The internal-combustion engine, says Daedalus, is inherently dirty. A gas explosion or ignition occurs in a cold cylinder, and the molecular combustion chains are quenched on its cold walls. DREADCO engineers are now seeking to make the two-stroke diesel, the dirtiest of them all, into a clean motor.

Daedalus recalls one test diesel engine that could not be turned off because it was burning its own lubricating oil. Old technology used mixed oil and petrol to drive and lubricate a two-stroke engine. So Daedalus's new engine will use the same oil first as lubricant and then as fuel.

A diesel engine is ideal for such experiments because it can burn almost anything. Whereas petrol has to be carefully formulated, the earliest diesel burnt coal dust, and almost any oil will power a diesel somehow. The ideal engine would have a cylinder so thick with oil that all combustion chains would be terminated by a liquid film. The fast-flowing lubricant would be rapidly dirtied, because all the pollution would end up in it. But instead of cleaning the oil, Daedalus wants to burn it.

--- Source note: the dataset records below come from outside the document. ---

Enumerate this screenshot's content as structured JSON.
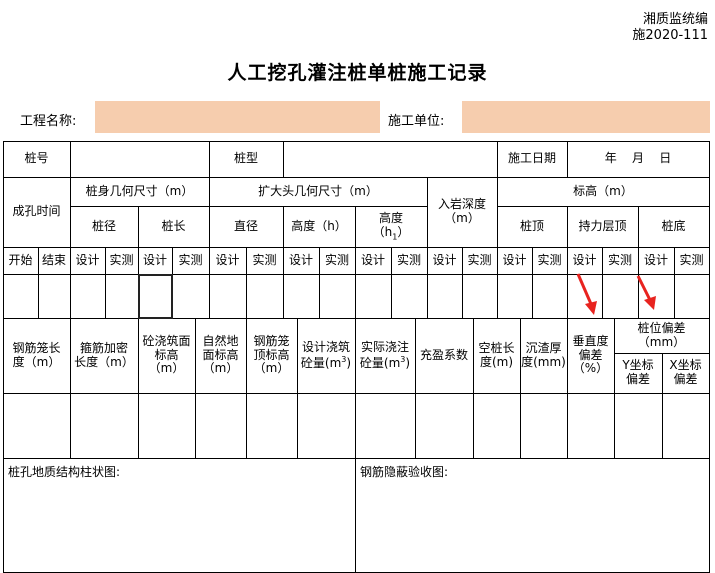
{
  "header": {
    "org": "湘质监统编",
    "code": "施2020-111",
    "title": "人工挖孔灌注桩单桩施工记录",
    "project_label": "工程名称:",
    "unit_label": "施工单位:"
  },
  "table": {
    "row1": {
      "pile_no": "桩号",
      "pile_type": "桩型",
      "date_label": "施工日期",
      "date_value": "年    月    日"
    },
    "hole_time": "成孔时间",
    "start": "开始",
    "end": "结束",
    "body_dims": "桩身几何尺寸（m）",
    "diameter": "桩径",
    "length": "桩长",
    "bell_dims": "扩大头几何尺寸（m）",
    "bell_diameter": "直径",
    "bell_height": "高度（h）",
    "bell_height1_prefix": "高度\n（h",
    "bell_height1_sub": "1",
    "bell_height1_suffix": "）",
    "rock_depth": "入岩深度\n（m）",
    "elevation": "标高（m）",
    "pile_top": "桩顶",
    "bearing_top": "持力层顶",
    "pile_bottom": "桩底",
    "design": "设计",
    "measured": "实测",
    "row_b": {
      "cage_length": "钢筋笼长\n度（m）",
      "stirrup_length": "箍筋加密\n长度（m）",
      "concrete_top": "砼浇筑面\n标高\n（m）",
      "natural_ground": "自然地\n面标高\n（m）",
      "cage_top": "钢筋笼\n顶标高\n（m）",
      "design_volume_prefix": "设计浇筑\n砼量(m",
      "design_volume_sup": "3",
      "actual_volume_prefix": "实际浇注\n砼量(m",
      "actual_volume_sup": "3",
      "fill_factor": "充盈系数",
      "empty_pile": "空桩长\n度(m)",
      "sediment": "沉渣厚\n度(mm)",
      "verticality": "垂直度\n偏差\n（%）",
      "position_dev": "桩位偏差\n（mm）",
      "y_dev": "Y坐标\n偏差",
      "x_dev": "X坐标\n偏差"
    },
    "geology_label": "桩孔地质结构柱状图:",
    "rebar_label": "钢筋隐蔽验收图:"
  },
  "colors": {
    "field_fill": "#f6cdae",
    "annotation_arrow": "#e8231f",
    "grid_line": "#000000"
  },
  "icons": [
    "red-arrow-icon",
    "red-arrow-icon"
  ]
}
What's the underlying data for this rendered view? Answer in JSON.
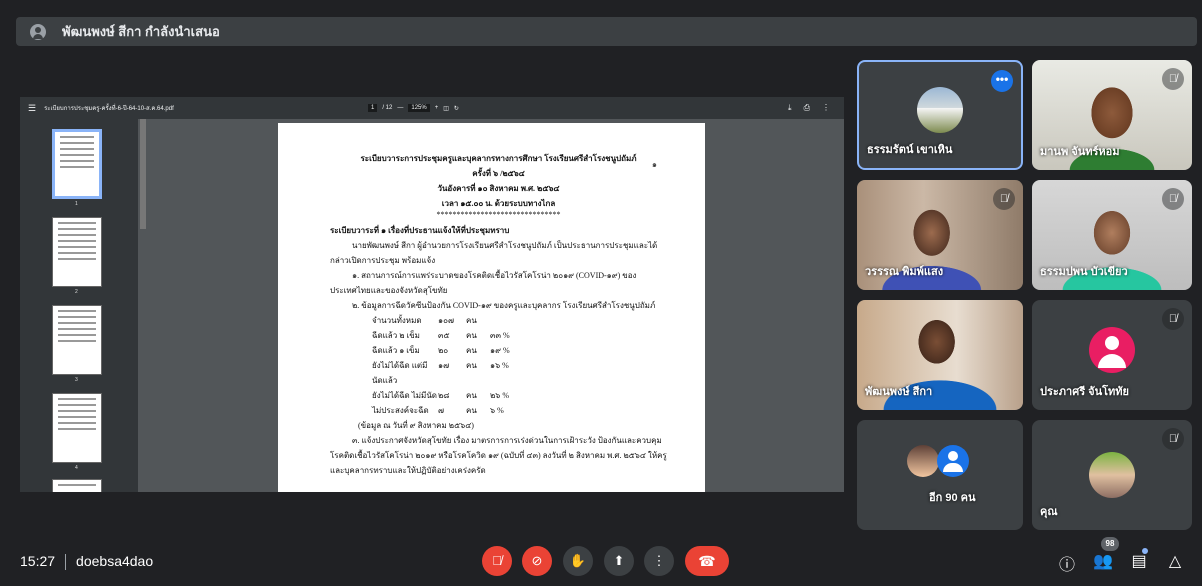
{
  "banner": {
    "title": "พัฒนพงษ์ สีกา กำลังนำเสนอ"
  },
  "pdf": {
    "filename": "ระเบียบการประชุมครู-ครั้งที่-6-ปี-64-10-ส.ค.64.pdf",
    "page_current": "1",
    "page_total": "/ 12",
    "zoom": "125%",
    "thumb_numbers": [
      "1",
      "2",
      "3",
      "4"
    ],
    "page_number": "๑",
    "heading1": "ระเบียบวาระการประชุมครูและบุคลากรทางการศึกษา โรงเรียนศรีสำโรงชนูปถัมภ์",
    "heading2": "ครั้งที่ ๖ /๒๕๖๔",
    "heading3": "วันอังคารที่ ๑๐ สิงหาคม พ.ศ. ๒๕๖๔",
    "heading4": "เวลา ๑๕.๐๐ น. ด้วยระบบทางไกล",
    "stars": "*******************************",
    "agenda1": "ระเบียบวาระที่ ๑ เรื่องที่ประธานแจ้งให้ที่ประชุมทราบ",
    "para1": "นายพัฒนพงษ์ สีกา ผู้อำนวยการโรงเรียนศรีสำโรงชนูปถัมภ์ เป็นประธานการประชุมและได้กล่าวเปิดการประชุม พร้อมแจ้ง",
    "para2": "๑. สถานการณ์การแพร่ระบาดของโรคติดเชื้อไวรัสโคโรน่า ๒๐๑๙ (COVID-๑๙) ของประเทศไทยและของจังหวัดสุโขทัย",
    "para3": "๒. ข้อมูลการฉีดวัคซีนป้องกัน COVID-๑๙ ของครูและบุคลากร โรงเรียนศรีสำโรงชนูปถัมภ์",
    "rows": [
      [
        "จำนวนทั้งหมด",
        "๑๐๗",
        "คน",
        ""
      ],
      [
        "ฉีดแล้ว ๒ เข็ม",
        "๓๕",
        "คน",
        "๓๓ %"
      ],
      [
        "ฉีดแล้ว ๑ เข็ม",
        "๒๐",
        "คน",
        "๑๙ %"
      ],
      [
        "ยังไม่ได้ฉีด แต่มีนัดแล้ว",
        "๑๗",
        "คน",
        "๑๖ %"
      ],
      [
        "ยังไม่ได้ฉีด ไม่มีนัด",
        "๒๘",
        "คน",
        "๒๖ %"
      ],
      [
        "ไม่ประสงค์จะฉีด",
        "๗",
        "คน",
        "๖ %"
      ]
    ],
    "note": "(ข้อมูล ณ วันที่ ๙ สิงหาคม ๒๕๖๔)",
    "para4": "๓. แจ้งประกาศจังหวัดสุโขทัย เรื่อง มาตรการการเร่งด่วนในการเฝ้าระวัง ป้องกันและควบคุมโรคติดเชื้อไวรัสโคโรน่า ๒๐๑๙ หรือโรคโควิด ๑๙ (ฉบับที่ ๔๓) ลงวันที่ ๒ สิงหาคม พ.ศ. ๒๕๖๔ ให้ครูและบุคลากรทราบและให้ปฏิบัติอย่างเคร่งครัด"
  },
  "participants": [
    {
      "name": "ธรรมรัตน์ เขาเหิน",
      "state": "active"
    },
    {
      "name": "มานพ จันทร์หอม",
      "state": "muted"
    },
    {
      "name": "วรรรณ พิมพ์แสง",
      "state": "muted"
    },
    {
      "name": "ธรรมปพน บัวเขียว",
      "state": "muted"
    },
    {
      "name": "พัฒนพงษ์ สีกา",
      "state": "speaking"
    },
    {
      "name": "ประภาศรี จันโททัย",
      "state": "muted"
    },
    {
      "name": "อีก 90 คน",
      "state": "group"
    },
    {
      "name": "คุณ",
      "state": "muted"
    }
  ],
  "bottom": {
    "time": "15:27",
    "meeting_code": "doebsa4dao",
    "participant_count": "98"
  },
  "colors": {
    "accent": "#8ab4f8",
    "danger": "#ea4335",
    "pink_avatar": "#e91e63"
  }
}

The key component here is the cooling system. Every diesel engine has to have one — apart from the adiabatic diesel, that is, which just runs hot — and Daedalus proposes one large enough to cool not merely the engine block, but the exhaust gas as well. The engine will then discharge cooled filthy exhaust. Daedalus wants to flow this outgoing exhaust against incoming spent lubricating oil, possibly on a rotating disc or corrugated cylinder. If this is designed properly, the outgoing gas should yield up its nasties to the incoming oil. Carbon, other solid particulates, nitrogen oxides and similar pollutants would be taken up by the spent oil, leaving only clean air (still carrying water vapour and carbon dioxide) to leave the system. The dirty oil will feed the diesel. It will first lubricate, and then drive, the engine.

The new DREADCO engine will have a modest capacity, much less than a litre. Its cooling and auxiliary gear will be heavy, making it more suitable for urban vans than for motor cars. Its cleanliness and use of fuel as lubricant will be a bonus. But Daedalus hopes that the use of incoming fuel as a pollution-scavenger will be more widely adopted by internal-combustion engineers. It should give their engine another boost in its long fight against the encroaching fuel cell.